Provider Comparison: RunPod vs fal.ai
We ran identical tests (same image, same prompt, same parameters) on both providers:
| Metric | RunPod | fal.ai |
|---|---|---|
| Generation time | 184s | 39-67s |
| Motion quality | Good | Better (more natural) |
| Expression quality | Good | Better (subtle emotions) |
| Cost per video | $0.30 | ~$0.25 |
| API stability | Very stable | Occasional CDN issues |
| Cold start | Rare | Can add 10+ min |
fal.ai wins on quality and speed. But without retry logic, you’ll hit CDN errors often enough to regret not having a RunPod fallback.
Prompt Engineering for Motion
Video prompts are fundamentally different from image prompts. Key principles:
1. Always specify camera behavior
❌ "she waves hello"
✅ "waving hand gently toward camera, static camera"
Without static camera, I2V may introduce dramatic panning or zooming.
2. Constrain body movement
❌ "dancing happily"
✅ "subtle body sway, minimal movement, relaxed pose"
I2V handles subtle motion well but produces artifacts with large movements.
3. Describe the motion, not the result
❌ "barefoot, no shoes" (describes a state)
✅ "wiggling toes playfully, feet swaying back and forth" (describes motion)
The model animates what you describe. State descriptions don’t give it motion to work with.
4. Add “smooth” and “slow motion” for quality
These keywords consistently improve output quality by preventing jittery or too-fast animations.
What About Frame Interpolation (FLF2V)?
We also tested First-Last-Frame-to-Video (FLF2V) — a model that takes two images (start state and end state) and generates a video transitioning between them.

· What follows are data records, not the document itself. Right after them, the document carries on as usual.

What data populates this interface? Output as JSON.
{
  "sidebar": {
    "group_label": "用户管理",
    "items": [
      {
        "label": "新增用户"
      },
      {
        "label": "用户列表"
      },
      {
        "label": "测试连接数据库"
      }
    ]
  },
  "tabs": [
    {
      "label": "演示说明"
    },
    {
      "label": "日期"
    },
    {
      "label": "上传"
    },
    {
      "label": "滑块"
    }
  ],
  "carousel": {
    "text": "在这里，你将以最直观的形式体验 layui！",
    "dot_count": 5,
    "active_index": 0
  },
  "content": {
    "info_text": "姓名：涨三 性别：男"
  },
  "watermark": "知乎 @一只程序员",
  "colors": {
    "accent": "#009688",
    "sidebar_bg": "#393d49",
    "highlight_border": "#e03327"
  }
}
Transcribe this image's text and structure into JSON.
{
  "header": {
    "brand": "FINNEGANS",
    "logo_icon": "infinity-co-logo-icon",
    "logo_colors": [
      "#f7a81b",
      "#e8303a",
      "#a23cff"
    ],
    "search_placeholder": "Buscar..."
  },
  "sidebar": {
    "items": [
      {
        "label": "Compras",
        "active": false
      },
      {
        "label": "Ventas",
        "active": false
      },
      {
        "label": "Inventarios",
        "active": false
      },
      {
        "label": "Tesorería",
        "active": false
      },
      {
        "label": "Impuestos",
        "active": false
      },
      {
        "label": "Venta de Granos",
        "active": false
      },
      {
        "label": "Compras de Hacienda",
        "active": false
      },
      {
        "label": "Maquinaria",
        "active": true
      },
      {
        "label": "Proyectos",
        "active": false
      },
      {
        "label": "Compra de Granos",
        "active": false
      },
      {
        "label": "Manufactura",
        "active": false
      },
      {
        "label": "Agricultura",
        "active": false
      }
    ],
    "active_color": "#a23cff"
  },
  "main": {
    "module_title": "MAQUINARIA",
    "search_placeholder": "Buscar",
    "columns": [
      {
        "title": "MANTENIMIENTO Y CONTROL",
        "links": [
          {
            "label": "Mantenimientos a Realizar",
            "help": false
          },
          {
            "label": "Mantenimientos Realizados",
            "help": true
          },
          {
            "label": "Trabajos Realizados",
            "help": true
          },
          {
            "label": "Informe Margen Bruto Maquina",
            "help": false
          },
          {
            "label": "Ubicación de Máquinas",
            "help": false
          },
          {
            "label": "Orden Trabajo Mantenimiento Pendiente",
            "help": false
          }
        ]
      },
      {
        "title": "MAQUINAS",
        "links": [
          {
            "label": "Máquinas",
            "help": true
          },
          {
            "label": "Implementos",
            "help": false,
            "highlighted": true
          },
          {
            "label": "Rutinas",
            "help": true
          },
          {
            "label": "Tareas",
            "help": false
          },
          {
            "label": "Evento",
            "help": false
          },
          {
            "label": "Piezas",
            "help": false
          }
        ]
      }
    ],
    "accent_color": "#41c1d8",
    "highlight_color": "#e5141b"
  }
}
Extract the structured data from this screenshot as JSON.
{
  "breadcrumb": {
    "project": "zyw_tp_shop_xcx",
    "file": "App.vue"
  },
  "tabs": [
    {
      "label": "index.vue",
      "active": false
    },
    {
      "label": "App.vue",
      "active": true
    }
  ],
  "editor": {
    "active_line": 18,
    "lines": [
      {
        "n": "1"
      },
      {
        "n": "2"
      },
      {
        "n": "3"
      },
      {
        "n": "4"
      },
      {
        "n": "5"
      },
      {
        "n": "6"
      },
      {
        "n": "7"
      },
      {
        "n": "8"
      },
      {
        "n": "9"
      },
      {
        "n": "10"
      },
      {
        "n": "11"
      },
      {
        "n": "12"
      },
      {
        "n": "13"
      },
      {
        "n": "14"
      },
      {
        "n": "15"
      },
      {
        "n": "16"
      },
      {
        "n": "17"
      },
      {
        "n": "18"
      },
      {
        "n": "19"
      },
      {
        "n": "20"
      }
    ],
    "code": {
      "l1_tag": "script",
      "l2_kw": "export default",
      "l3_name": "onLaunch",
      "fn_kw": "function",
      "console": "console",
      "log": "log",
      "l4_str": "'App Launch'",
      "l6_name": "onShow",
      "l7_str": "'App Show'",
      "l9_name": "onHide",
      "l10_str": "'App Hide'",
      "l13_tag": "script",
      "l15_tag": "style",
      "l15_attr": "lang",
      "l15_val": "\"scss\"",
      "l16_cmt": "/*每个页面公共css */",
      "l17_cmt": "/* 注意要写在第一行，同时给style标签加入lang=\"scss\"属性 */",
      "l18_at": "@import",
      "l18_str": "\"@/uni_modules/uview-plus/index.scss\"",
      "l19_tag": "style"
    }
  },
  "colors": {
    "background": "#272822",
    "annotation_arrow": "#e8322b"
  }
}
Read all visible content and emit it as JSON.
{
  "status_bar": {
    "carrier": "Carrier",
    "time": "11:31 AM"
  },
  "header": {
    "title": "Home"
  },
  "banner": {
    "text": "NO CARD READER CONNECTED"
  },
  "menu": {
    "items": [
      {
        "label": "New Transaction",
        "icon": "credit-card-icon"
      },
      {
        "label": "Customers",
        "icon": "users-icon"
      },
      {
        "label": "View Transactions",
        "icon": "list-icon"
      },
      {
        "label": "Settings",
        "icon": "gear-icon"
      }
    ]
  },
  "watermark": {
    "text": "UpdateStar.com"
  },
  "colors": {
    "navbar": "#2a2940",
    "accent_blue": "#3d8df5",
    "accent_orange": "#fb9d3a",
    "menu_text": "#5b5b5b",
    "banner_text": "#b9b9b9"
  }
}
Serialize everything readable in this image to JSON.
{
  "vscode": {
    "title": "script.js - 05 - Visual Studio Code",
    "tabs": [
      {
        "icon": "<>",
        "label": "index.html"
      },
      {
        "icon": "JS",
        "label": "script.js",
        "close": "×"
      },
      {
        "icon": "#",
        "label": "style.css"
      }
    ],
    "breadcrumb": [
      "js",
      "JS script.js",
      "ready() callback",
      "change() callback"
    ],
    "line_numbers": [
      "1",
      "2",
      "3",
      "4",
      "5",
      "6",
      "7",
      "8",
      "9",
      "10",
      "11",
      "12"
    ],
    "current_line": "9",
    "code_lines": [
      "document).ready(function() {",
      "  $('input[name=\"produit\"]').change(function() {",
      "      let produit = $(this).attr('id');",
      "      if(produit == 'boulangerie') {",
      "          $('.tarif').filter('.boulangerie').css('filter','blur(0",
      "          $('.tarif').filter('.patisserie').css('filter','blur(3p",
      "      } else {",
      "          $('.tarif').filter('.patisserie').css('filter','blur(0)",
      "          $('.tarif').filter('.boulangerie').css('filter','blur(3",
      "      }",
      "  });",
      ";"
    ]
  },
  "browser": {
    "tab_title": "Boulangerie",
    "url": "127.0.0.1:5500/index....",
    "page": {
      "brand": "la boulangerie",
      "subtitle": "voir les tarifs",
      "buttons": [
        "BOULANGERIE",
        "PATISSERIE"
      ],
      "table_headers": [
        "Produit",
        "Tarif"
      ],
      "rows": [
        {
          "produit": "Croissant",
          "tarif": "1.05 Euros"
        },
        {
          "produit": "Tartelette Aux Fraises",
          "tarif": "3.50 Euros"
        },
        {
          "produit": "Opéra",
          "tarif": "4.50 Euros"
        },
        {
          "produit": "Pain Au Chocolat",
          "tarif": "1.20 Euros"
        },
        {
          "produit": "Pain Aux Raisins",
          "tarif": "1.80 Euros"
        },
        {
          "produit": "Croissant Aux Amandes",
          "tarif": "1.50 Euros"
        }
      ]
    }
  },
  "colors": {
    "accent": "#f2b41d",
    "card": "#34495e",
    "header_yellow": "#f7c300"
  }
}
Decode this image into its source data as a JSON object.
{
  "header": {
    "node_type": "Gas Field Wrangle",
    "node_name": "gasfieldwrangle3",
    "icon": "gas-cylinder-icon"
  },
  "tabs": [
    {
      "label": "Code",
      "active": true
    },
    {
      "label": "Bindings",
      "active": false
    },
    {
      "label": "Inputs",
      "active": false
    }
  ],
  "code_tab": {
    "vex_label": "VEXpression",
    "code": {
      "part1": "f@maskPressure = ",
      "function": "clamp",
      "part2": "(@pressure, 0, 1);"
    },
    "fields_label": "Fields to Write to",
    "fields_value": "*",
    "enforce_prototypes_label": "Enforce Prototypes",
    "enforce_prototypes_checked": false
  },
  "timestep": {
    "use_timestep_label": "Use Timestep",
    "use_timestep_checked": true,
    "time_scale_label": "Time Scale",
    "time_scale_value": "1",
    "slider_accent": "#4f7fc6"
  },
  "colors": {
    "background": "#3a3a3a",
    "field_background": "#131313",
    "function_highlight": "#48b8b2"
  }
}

The idea was compelling: generate a “shoes on” image and a “shoes off” image, then let FLF2V create the removal animation.
Result: it doesn’t work for state changes. FLF2V treats the two images as visual keyframes and morphs between them — it doesn’t understand the semantic meaning of “removing shoes.” In our tests, shoes flew through the air or feet disappeared entirely.
FLF2V is useful for pose transitions (sitting → standing) or expression changes (neutral → smile), but not for object manipulation.
Cost Analysis
At our current usage (~5 videos/day):
| Monthly Cost | Notes | |
|---|---|---|
| fal.ai I2V | ~$37.50 | 5 videos × 30 days × $0.25 |
| RunPod I2V | ~$45.00 | Same volume × $0.30 |
Video generation adds roughly $1.25/day to our infrastructure costs. For the engagement value it provides (characters that move feel dramatically more alive), this is a clear win. For context on our overall cost structure, see Running an AI Bot on $50 a Month.
What’s Next
- Audio integration: WAN 2.6 supports synchronized audio — imagine characters that speak their lines
- Longer clips: Testing 10-15 second videos for more complex animations
- Auto-generation: Triggering video generation from RP context (character does something dramatic → auto-create clip)
- Style consistency: Exploring whether LoRA-trained models can improve I2V consistency across clips
Key Takeaways
I2V is production-ready for character animation — the quality is there and the cost is under $40/month at moderate usage. The main lesson: don’t fight the model on state changes. Generate the state you want with img2img first, then animate it. Use fal.ai for quality, keep RunPod as a fallback, and save your working prompts as presets so you’re not re-engineering motion descriptions every time.